Los comentarios de los mayores, sobre todo la gente de la mar que se sentaban atrás a la izquierda, eran otro espectáculo, En las persecuciones, en los momentos de mayor tensión, decían ¡escóndete muchacho, ahora lo vas a coger por los cojones!
Salíamos eufóricos, convertidos en piratas, vaqueros, indios, mosqueteros y la Calle Nueva, el Callejón de La Molina, el camino al Calvario o La Plaza se llenaban de aventuras y hasta tarzanes en los árboles.
Imagino que cualquiera podría hablar de su experiencia y de su memoria en éste o en cualquier otro cine de la niñez y la juventud, y hay cientos de asuntos que por pudor o prudencia no cuento, ni hablo de todas las películas que vi, ni de las repeticiones o de las proyectadas al revés.
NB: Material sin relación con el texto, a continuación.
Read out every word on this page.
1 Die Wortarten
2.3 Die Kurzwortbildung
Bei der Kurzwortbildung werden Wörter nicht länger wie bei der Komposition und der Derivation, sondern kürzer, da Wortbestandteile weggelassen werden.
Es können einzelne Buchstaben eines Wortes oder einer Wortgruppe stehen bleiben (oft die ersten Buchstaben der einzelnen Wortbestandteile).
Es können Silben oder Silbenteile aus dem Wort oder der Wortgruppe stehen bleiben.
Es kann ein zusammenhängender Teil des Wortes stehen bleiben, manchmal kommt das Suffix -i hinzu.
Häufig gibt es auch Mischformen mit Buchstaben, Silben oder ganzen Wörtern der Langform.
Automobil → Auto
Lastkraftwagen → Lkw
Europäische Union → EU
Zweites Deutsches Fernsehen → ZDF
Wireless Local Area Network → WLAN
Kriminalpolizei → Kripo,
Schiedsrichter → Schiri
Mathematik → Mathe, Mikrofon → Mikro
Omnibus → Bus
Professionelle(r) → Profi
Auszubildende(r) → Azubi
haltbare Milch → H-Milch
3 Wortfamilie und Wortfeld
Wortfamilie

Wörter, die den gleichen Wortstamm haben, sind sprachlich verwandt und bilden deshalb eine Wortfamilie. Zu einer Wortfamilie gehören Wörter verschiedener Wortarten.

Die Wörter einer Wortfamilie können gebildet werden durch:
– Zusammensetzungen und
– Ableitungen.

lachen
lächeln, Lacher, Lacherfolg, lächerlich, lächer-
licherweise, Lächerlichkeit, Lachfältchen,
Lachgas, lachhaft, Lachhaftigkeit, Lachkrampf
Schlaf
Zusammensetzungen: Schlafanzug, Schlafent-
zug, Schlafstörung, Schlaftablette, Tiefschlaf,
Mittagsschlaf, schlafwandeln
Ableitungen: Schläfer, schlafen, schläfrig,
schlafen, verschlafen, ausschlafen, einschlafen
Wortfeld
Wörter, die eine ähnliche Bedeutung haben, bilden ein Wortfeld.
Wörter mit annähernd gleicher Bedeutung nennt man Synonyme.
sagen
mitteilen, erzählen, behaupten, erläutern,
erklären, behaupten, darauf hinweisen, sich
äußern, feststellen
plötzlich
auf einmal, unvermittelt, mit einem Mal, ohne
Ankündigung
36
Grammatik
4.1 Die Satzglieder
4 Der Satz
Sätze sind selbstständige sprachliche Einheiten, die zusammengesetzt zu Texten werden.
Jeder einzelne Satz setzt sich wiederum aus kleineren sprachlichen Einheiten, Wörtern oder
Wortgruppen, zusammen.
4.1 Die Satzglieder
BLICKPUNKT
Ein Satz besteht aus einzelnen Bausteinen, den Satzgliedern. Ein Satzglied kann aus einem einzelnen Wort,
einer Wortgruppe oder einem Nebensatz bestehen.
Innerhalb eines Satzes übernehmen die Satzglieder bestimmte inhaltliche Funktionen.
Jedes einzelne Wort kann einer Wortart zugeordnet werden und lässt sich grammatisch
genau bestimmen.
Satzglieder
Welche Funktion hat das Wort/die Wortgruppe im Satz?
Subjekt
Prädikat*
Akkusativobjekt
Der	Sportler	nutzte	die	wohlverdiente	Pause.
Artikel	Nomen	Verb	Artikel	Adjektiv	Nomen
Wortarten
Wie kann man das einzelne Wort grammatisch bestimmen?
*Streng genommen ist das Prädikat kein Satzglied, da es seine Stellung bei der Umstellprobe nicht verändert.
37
Si que no puedo prescindir de un personaje importante: Sinforiano. Durante bastante tiempo tuvo la cantina y era grande, para mi como un gigante, moreno, noble y cariñoso. Mi amigo Quique Lorenzo y yo le preguntábamos cuando lo veíamos- Sinforiano ¿que película ponen hoy? Oh, respondía, ¡una gran película, una maravilla! Pero ¿cual, cual? Oh – tremenda, la mejor- “El duende negro atado con cadenas”
Seguiré buscándola y la veré con pasión cuando la encuentre, quizás sentado a su lado.